Researchers from TU Wien, Vienna, developed the first nuclear clock, according to a study published in Nature.
Scientists have been trying to build a nuclear clock for decades, but a team from TU Wien in Vienna finally managed to do it. The system relies on an atomic nucleus, which can be switched from one state to another using a laser. The team combined a high-precision optical atomic clock with a high-energy laser system and a crystal containing thorium atomic nuclei. The thorium atomic nucleus is the time-keeping device, making it the world’s first nuclear clock.
“With this first prototype, we have proven: Thorium can be used as a timekeeper for ultra-high-precision measurements. All that is left to do is technical development work, with no more major obstacles to be expected,” says Prof. Thorsten Schumm.
Every clock needs a timekeeper. For example, in a wall clock, the pendulum’s swing works to keep the time. Atomic clocks use electromagnetic wave oscillation, with oscillations counted as time intervals. However, the frequency of a laser changes slightly over time, and it needs to be readjusted.
“That’s why, in addition to the laser, you need a quantum system that reacts extremely selectively to a very specific laser frequency,” explains Thorsten Schumm (TU Wien). The authors suggest caesium or strontium atoms. When they are hit with laser light at a specific frequency, the electrons of these atoms move between two quantum states, and this can be used for timekeeping.
However, if this could be done with an atomic nucleus, it would allow for even greater precision. Atomic nuclei are smaller than atoms and react less to disturbances, such as electromagnetic fields from outside. The main problem is that switching atomic nuclei between two states requires a thousand times more energy than the photons of a laser can deliver.
The only exception is thorium. “Thorium nuclei have two states of very similar energy, so you can switch them with lasers,” explained Prof. Schumm. “But for this to work, you have to know the energy difference between these two states very precisely. For many years, research teams around the world had been searching for the exact value of this energy difference in order to be able to switch thorium nuclei in a targeted manner – we were the first to succeeded, this is the result we published in April.”

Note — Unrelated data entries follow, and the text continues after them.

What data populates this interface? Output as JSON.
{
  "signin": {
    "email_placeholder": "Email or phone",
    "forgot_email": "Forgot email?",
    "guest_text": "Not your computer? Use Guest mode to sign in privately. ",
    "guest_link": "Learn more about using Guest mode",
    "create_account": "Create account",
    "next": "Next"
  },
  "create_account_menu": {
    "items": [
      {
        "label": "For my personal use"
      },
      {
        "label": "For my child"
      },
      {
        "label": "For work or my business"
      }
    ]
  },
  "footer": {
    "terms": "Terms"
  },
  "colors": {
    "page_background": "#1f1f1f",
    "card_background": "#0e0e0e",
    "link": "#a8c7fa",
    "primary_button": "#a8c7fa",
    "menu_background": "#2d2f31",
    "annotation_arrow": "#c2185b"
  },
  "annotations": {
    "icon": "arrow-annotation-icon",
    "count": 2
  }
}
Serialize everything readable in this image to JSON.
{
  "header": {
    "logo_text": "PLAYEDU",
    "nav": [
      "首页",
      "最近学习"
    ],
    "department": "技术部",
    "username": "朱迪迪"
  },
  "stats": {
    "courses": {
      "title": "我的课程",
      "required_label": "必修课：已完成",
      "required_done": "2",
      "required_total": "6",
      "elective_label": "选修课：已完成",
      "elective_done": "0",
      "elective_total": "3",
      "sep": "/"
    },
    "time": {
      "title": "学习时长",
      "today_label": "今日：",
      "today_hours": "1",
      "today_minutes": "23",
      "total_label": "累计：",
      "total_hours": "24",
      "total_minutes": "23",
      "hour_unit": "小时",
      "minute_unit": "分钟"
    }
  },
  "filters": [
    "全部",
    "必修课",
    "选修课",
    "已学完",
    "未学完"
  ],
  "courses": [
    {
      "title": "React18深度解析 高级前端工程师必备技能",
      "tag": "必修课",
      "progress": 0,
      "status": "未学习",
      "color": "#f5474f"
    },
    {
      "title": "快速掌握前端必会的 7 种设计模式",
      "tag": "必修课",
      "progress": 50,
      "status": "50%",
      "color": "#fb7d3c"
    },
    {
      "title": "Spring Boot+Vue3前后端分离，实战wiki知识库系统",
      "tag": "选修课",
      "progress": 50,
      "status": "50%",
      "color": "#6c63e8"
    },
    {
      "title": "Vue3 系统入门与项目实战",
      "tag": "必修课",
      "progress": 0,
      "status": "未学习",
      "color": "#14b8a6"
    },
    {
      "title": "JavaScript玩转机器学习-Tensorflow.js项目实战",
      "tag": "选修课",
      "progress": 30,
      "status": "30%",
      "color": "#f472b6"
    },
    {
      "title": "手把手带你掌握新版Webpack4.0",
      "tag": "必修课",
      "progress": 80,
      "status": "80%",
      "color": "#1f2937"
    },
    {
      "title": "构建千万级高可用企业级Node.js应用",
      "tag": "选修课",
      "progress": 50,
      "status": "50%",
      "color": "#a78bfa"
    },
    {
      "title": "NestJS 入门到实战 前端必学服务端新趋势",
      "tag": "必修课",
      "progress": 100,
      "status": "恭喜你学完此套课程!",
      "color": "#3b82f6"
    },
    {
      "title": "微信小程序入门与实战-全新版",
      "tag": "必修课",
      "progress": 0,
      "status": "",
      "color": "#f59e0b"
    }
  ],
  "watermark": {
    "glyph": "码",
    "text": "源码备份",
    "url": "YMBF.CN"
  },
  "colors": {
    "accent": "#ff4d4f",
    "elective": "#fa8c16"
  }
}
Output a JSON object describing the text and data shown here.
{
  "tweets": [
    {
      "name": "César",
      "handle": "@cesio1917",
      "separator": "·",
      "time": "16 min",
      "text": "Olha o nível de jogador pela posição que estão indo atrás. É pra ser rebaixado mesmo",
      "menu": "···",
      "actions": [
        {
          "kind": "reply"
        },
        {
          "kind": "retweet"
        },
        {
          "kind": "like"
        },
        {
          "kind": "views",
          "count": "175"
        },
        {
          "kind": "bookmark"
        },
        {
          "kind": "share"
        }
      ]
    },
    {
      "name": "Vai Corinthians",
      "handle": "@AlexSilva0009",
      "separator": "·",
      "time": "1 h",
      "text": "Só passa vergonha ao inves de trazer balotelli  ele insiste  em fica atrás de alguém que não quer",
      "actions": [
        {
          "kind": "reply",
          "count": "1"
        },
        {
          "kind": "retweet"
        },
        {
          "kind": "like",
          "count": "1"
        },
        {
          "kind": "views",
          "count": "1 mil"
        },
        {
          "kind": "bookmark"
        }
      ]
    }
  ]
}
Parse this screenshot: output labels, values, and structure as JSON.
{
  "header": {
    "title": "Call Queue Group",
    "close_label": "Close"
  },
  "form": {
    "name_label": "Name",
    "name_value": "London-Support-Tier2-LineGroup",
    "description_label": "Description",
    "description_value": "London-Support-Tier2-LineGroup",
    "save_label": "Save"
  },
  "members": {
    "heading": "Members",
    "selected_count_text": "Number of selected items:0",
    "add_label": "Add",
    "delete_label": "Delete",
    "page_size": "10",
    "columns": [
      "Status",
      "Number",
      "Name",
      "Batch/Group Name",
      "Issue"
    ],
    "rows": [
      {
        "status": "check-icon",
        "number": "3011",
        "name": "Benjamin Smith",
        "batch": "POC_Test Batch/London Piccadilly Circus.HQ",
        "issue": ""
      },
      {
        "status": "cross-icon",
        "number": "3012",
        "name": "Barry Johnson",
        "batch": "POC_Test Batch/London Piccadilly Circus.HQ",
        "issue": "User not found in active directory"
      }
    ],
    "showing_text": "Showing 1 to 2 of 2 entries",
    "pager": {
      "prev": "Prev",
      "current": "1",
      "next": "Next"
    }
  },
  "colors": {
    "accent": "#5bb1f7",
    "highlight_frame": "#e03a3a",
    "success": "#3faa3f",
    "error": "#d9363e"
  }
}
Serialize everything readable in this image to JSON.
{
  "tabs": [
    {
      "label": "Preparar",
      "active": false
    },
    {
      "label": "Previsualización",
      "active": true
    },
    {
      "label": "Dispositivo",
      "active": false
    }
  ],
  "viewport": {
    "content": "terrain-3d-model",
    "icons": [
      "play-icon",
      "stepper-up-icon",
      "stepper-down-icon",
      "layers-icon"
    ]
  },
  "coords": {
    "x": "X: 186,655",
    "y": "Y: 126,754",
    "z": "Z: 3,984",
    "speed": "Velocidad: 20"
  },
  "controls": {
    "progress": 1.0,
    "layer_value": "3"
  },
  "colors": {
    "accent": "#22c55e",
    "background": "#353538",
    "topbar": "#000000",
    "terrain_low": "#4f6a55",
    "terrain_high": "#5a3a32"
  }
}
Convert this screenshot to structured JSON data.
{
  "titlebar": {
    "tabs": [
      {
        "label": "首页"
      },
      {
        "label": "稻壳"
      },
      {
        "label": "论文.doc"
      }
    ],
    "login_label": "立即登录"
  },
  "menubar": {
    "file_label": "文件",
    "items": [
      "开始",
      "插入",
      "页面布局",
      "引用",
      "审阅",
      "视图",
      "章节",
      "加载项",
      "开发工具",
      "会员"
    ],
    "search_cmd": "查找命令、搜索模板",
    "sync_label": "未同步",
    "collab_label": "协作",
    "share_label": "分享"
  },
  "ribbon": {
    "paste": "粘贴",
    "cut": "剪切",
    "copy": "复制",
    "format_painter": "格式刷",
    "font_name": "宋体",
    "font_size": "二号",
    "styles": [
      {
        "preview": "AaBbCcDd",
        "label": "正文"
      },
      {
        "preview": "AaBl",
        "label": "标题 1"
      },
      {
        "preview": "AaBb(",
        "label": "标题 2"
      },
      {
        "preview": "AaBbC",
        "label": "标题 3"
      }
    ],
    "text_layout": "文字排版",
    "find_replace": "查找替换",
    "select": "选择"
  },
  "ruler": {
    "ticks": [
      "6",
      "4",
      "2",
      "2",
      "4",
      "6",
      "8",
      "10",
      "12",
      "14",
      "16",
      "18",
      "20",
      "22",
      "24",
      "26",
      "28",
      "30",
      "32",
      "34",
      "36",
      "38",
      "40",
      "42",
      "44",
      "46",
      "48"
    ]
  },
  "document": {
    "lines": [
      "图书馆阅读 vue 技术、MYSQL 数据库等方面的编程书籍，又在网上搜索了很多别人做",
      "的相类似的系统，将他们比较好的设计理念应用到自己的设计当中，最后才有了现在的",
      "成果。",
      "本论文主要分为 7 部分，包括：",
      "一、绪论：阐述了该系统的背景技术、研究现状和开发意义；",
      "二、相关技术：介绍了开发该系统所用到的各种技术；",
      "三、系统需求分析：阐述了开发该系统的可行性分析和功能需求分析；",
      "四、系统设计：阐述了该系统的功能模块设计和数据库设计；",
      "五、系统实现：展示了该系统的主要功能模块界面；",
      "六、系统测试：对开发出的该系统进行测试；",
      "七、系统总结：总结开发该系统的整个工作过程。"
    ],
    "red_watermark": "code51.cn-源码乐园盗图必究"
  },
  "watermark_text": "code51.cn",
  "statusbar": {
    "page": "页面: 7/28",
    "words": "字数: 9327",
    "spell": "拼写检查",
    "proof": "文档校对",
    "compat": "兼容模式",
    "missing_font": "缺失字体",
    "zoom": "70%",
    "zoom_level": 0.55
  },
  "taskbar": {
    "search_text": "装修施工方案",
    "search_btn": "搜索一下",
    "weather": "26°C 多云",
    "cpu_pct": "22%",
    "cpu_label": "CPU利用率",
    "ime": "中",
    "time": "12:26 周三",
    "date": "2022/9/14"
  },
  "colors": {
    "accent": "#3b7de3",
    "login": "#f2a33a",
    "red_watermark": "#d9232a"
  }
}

In simple words, ultra-short infrared laser pulses consisting of a series of different infrared frequencies cause xenon atoms to produce UV light in a very precisely predictable way. This UV light is then sent onto a crystal containing a thorium nucleus. “This crystal is the central element of the experiment,” says Thorsten Schumm. “It was produced at TU Wien, in Vienna, and several years of development work were required to develop the necessary expertise.”
This first prototype doesn’t increase precision compared to atomic clocks, but that was not the intention. “Our aim was to develop a new technology. Once it’s there, the increase in quality comes naturally, that has always been the case,” said Thorsten Schumm. “The first cars weren’t any faster than carriages. It was all about introducing a new concept. And that’s exactly what we’ve now achieved with the nuclear clock.”
The authors believe this technology should make more accurate measurements in the future. From geology to astrophysics, thorium-based technology could deliver important advances. This extreme precision could be used to study the fundamental laws of nature and assess whether the constants of nature are perhaps not perfectly constant at all but maybe change in space and time.